Как только диагноз поставлен, каждое слово родителей, каждый взгляд, каждое принятое решение – это вклад в здоровье ребенка, это шаг к его спасению. Поэтому врачи делают все возможное, чтобы во время лечения не разлучать маму и ребенка.

- Иногда приходится по часам рассчитывать, чтобы развести детей с мамами по разным палатам, один ребенок пролечился, ушел, другой пришел на его место, - говорит Марина Сергеевна.

- Но ведь, знаете, не все родители хотят лежать с детьми, - замечает Александр Григорьевич. - Некоторых приходится буквально заставлять. Лечение интенсивное, не все выдерживают. Одна мама нам и вовсе сказала: «Мне надо деньги зарабатывать, делайте, что хотите - я лежать не буду». Две операции и весь курс химиотерапии мы провели без мамаши.

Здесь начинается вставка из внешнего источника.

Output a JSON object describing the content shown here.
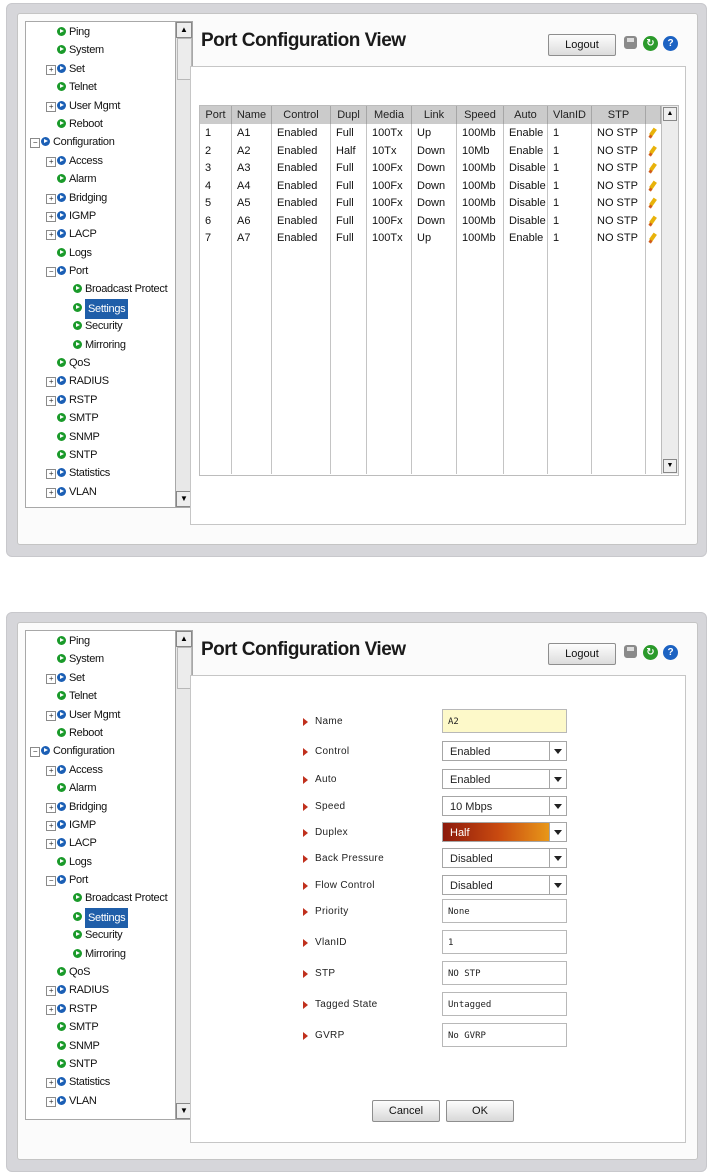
{
  "page": {
    "title": "Port Configuration View",
    "logout_label": "Logout"
  },
  "icons": {
    "save": "save-icon",
    "refresh": "refresh-icon",
    "help": "help-icon"
  },
  "tree": [
    {
      "label": "Ping",
      "level": 2,
      "bullet": "green"
    },
    {
      "label": "System",
      "level": 2,
      "bullet": "green"
    },
    {
      "label": "Set",
      "level": 2,
      "bullet": "blue",
      "expander": "+"
    },
    {
      "label": "Telnet",
      "level": 2,
      "bullet": "green"
    },
    {
      "label": "User Mgmt",
      "level": 2,
      "bullet": "blue",
      "expander": "+"
    },
    {
      "label": "Reboot",
      "level": 2,
      "bullet": "green"
    },
    {
      "label": "Configuration",
      "level": 1,
      "bullet": "blue",
      "expander": "−"
    },
    {
      "label": "Access",
      "level": 2,
      "bullet": "blue",
      "expander": "+"
    },
    {
      "label": "Alarm",
      "level": 2,
      "bullet": "green"
    },
    {
      "label": "Bridging",
      "level": 2,
      "bullet": "blue",
      "expander": "+"
    },
    {
      "label": "IGMP",
      "level": 2,
      "bullet": "blue",
      "expander": "+"
    },
    {
      "label": "LACP",
      "level": 2,
      "bullet": "blue",
      "expander": "+"
    },
    {
      "label": "Logs",
      "level": 2,
      "bullet": "green"
    },
    {
      "label": "Port",
      "level": 2,
      "bullet": "blue",
      "expander": "−"
    },
    {
      "label": "Broadcast Protect",
      "level": 3,
      "bullet": "green"
    },
    {
      "label": "Settings",
      "level": 3,
      "bullet": "green",
      "selected": true
    },
    {
      "label": "Security",
      "level": 3,
      "bullet": "green"
    },
    {
      "label": "Mirroring",
      "level": 3,
      "bullet": "green"
    },
    {
      "label": "QoS",
      "level": 2,
      "bullet": "green"
    },
    {
      "label": "RADIUS",
      "level": 2,
      "bullet": "blue",
      "expander": "+"
    },
    {
      "label": "RSTP",
      "level": 2,
      "bullet": "blue",
      "expander": "+"
    },
    {
      "label": "SMTP",
      "level": 2,
      "bullet": "green"
    },
    {
      "label": "SNMP",
      "level": 2,
      "bullet": "green"
    },
    {
      "label": "SNTP",
      "level": 2,
      "bullet": "green"
    },
    {
      "label": "Statistics",
      "level": 2,
      "bullet": "blue",
      "expander": "+"
    },
    {
      "label": "VLAN",
      "level": 2,
      "bullet": "blue",
      "expander": "+"
    }
  ],
  "port_table": {
    "columns": [
      "Port",
      "Name",
      "Control",
      "Dupl",
      "Media",
      "Link",
      "Speed",
      "Auto",
      "VlanID",
      "STP"
    ],
    "rows": [
      [
        "1",
        "A1",
        "Enabled",
        "Full",
        "100Tx",
        "Up",
        "100Mb",
        "Enable",
        "1",
        "NO STP"
      ],
      [
        "2",
        "A2",
        "Enabled",
        "Half",
        "10Tx",
        "Down",
        "10Mb",
        "Enable",
        "1",
        "NO STP"
      ],
      [
        "3",
        "A3",
        "Enabled",
        "Full",
        "100Fx",
        "Down",
        "100Mb",
        "Disable",
        "1",
        "NO STP"
      ],
      [
        "4",
        "A4",
        "Enabled",
        "Full",
        "100Fx",
        "Down",
        "100Mb",
        "Disable",
        "1",
        "NO STP"
      ],
      [
        "5",
        "A5",
        "Enabled",
        "Full",
        "100Fx",
        "Down",
        "100Mb",
        "Disable",
        "1",
        "NO STP"
      ],
      [
        "6",
        "A6",
        "Enabled",
        "Full",
        "100Fx",
        "Down",
        "100Mb",
        "Disable",
        "1",
        "NO STP"
      ],
      [
        "7",
        "A7",
        "Enabled",
        "Full",
        "100Tx",
        "Up",
        "100Mb",
        "Enable",
        "1",
        "NO STP"
      ]
    ],
    "edit_icon": "pencil-icon"
  },
  "edit_form": {
    "fields": [
      {
        "label": "Name",
        "type": "text",
        "value": "A2",
        "highlight": true
      },
      {
        "label": "Control",
        "type": "select",
        "value": "Enabled"
      },
      {
        "label": "Auto",
        "type": "select",
        "value": "Enabled"
      },
      {
        "label": "Speed",
        "type": "select",
        "value": "10 Mbps"
      },
      {
        "label": "Duplex",
        "type": "select",
        "value": "Half",
        "active": true
      },
      {
        "label": "Back Pressure",
        "type": "select",
        "value": "Disabled"
      },
      {
        "label": "Flow Control",
        "type": "select",
        "value": "Disabled"
      },
      {
        "label": "Priority",
        "type": "text",
        "value": "None"
      },
      {
        "label": "VlanID",
        "type": "text",
        "value": "1"
      },
      {
        "label": "STP",
        "type": "text",
        "value": "NO STP"
      },
      {
        "label": "Tagged State",
        "type": "text",
        "value": "Untagged"
      },
      {
        "label": "GVRP",
        "type": "text",
        "value": "No GVRP"
      }
    ],
    "cancel_label": "Cancel",
    "ok_label": "OK"
  },
  "colors": {
    "selected_item": "#1f5ea9",
    "label_arrow": "#c0301d",
    "active_select": "#c94a10"
  }
}
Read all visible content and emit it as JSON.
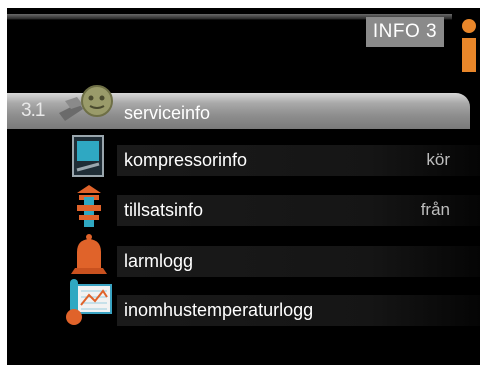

Я за полгода ее раза два видел.

Нередко родители сознательно отодвигают от себя мысли о болезни ребенка, ведь в таком случае им придется признать отчасти и свою вину в этой беде. По словам врачей, обычно они видят детей уже с третьей-четвертой стадией рака. Первая и вторая стадии в основном развиваются без внешних признаков. Ребенок активен, хорошо кушает, играет. А потом, купая или одевая его, мама вдруг находит уплотнение в животе или на шейке покажутся увеличенными лимфатические узелки.

- И все же, Александр Григорьевич, как вовремя заметить неладное? Как не упустить болезнь?

- Необходимо помнить, что, в отличие от взрослых раков, детские опухоли прячутся под «масками». Всегда есть соблазн найти более легкое объяснение, почему малыш капризничает, плохо ест, откуда взялась потливость и отчего так увеличился живот. Симптомами опухоли могут быть и одышка, и кровь в моче, и утомляемость, и снижение аппетита, и беспричинная капризность, и подъемы температуры до 37-37,5 градусов. Если вам показалось, что что-то со здоровьем вашего ребенка не в порядке, не теряйте времени - само не рассосется! - идите к врачу и обследуйтесь. Если окажется, что ничего страшного нет, очень хорошо, ну а если опухоль, то ее-то как раз и нужно выявлять на самых ранних стадиях развития.